McGough got a job, which resulted in less drinking because he knew he would have to wake up in the morning to go to work. His confidence and self-esteem grew, but Williams recognized they still weren’t happy.
That changed, however, when the couple ran into a friend from Iraq who worked for a veteran nonprofit organization. They began volunteering at the organization, and McGough eventually got a job working there before accepting a job with the Department of Veterans Affairs.
“We were able to forge meaning from our suffering by working to improve the lives of others — by sharing our stories of how we slipped through the cracks,” Williams said. “The company of other veterans was profoundly healing.”
As McGough’s situation and disability improved, he began to see his brain injury in a new way. Many veterans remember the day they were injured as their “Alive Day,” but McGough remembers Oct. 17 as his “Phoenix Day.”

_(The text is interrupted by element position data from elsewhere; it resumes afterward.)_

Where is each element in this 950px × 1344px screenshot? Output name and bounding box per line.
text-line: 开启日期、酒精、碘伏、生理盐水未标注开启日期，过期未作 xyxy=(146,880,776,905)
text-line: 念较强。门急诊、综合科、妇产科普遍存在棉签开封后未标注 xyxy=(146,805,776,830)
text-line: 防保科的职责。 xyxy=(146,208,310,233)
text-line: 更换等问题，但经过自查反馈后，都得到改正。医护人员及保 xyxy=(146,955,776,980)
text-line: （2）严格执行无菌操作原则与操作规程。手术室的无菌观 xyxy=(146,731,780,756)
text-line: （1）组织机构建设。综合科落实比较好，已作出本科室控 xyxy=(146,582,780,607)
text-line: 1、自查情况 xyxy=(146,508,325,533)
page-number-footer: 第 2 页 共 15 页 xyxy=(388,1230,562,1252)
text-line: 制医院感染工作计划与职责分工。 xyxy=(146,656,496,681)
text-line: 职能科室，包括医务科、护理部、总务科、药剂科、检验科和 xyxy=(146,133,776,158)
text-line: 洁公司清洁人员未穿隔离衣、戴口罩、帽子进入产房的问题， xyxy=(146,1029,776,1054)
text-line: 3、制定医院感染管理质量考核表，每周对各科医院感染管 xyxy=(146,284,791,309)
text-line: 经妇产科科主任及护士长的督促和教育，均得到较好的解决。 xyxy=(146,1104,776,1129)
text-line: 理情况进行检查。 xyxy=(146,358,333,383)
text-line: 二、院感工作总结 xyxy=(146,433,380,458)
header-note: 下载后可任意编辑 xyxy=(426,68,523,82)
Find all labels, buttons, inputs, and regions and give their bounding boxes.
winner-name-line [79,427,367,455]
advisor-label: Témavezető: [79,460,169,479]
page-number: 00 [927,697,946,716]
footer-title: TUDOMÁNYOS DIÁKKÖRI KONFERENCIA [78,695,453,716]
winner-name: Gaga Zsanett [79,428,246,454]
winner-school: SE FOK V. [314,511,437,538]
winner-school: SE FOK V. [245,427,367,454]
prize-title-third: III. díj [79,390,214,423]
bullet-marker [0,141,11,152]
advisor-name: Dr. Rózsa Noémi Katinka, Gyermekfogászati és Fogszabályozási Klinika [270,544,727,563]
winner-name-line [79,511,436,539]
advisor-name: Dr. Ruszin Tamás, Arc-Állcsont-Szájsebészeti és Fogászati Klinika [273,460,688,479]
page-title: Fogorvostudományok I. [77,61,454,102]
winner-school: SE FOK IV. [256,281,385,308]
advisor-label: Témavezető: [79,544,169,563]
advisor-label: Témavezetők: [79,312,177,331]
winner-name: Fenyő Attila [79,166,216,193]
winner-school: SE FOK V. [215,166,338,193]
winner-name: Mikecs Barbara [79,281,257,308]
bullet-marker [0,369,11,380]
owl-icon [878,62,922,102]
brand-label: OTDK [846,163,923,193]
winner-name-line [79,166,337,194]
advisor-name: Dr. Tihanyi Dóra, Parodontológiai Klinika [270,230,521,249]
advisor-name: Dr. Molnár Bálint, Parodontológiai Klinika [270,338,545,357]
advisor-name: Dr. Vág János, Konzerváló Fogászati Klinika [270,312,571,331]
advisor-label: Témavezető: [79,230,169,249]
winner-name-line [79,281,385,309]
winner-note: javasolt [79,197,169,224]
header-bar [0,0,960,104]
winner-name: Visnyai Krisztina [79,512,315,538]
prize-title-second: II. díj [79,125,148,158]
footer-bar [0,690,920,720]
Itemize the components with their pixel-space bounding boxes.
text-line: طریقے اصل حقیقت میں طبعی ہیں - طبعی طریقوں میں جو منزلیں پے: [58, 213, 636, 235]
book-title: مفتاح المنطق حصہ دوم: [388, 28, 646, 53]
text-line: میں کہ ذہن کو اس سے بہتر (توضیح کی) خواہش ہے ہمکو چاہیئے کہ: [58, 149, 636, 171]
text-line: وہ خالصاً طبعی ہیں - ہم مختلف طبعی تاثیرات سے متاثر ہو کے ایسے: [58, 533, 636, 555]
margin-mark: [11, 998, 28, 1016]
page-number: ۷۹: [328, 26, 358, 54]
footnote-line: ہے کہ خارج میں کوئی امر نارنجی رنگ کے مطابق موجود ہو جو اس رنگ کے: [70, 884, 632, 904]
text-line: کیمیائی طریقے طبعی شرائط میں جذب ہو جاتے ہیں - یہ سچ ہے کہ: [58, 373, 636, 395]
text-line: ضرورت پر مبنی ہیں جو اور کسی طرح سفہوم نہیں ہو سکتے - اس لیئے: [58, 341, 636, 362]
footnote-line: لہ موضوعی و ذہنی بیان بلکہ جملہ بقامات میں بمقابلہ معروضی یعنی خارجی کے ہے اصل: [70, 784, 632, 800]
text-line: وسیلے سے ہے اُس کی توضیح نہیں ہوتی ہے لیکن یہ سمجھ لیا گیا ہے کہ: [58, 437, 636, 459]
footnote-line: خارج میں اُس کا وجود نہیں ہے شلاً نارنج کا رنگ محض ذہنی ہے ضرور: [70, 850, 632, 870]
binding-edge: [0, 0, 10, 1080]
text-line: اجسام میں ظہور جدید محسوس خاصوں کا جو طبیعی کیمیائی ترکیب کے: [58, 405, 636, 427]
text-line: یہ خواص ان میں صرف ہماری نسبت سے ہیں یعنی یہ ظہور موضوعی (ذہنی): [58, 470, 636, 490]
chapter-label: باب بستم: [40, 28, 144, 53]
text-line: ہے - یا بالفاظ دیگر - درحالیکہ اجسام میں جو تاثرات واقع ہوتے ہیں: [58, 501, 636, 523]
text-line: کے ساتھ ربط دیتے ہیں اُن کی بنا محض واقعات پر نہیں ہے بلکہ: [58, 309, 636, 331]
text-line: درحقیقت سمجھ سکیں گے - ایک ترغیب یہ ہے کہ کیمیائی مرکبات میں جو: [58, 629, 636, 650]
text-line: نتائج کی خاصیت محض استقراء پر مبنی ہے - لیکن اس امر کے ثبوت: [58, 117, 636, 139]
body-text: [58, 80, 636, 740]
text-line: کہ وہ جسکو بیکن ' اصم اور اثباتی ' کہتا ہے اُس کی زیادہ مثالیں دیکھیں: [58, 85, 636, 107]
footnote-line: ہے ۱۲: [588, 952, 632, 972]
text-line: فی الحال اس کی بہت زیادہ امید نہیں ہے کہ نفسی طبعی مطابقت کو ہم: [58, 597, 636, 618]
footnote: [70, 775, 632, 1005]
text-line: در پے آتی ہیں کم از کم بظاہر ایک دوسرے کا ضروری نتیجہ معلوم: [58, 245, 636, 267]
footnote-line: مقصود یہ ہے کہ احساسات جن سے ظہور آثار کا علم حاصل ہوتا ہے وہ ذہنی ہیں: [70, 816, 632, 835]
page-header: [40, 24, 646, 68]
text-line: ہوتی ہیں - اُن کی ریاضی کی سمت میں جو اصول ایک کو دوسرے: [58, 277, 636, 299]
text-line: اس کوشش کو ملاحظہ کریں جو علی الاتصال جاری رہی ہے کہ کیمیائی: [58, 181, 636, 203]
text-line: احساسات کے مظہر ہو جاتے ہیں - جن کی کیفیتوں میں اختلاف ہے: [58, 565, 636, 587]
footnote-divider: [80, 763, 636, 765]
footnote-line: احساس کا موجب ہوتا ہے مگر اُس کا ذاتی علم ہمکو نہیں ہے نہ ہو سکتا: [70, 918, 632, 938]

“It’s not about surviving and trying to get back to the way things used to be,” Williams said. “It’s about finding your new normal as a completely renewed individual. We really don’t give enough attention to the concept of post-traumatic growth. It is because of, and not despite, our suffering that Brian and I have forged deeper connections to the larger community.”
Williams compared their journey after the war to a stock market graph. It has an upward movement, but, zoomed in, there are jagged edges of downfalls. She said less than 1 percent of her generation served in the military, and even fewer suffered a severe brain injury like McGough.
“We are living proof that for many who are struggling with the physical and psychological wounds of war, there is a path back from the brink of despair to a meaningful existence,” Williams said. “All of us as citizens have an obligation to ensure that services are in place for those who need them. The wars we have fought, both at home and abroad, may have shaped all of us as veterans, but they will not define us.”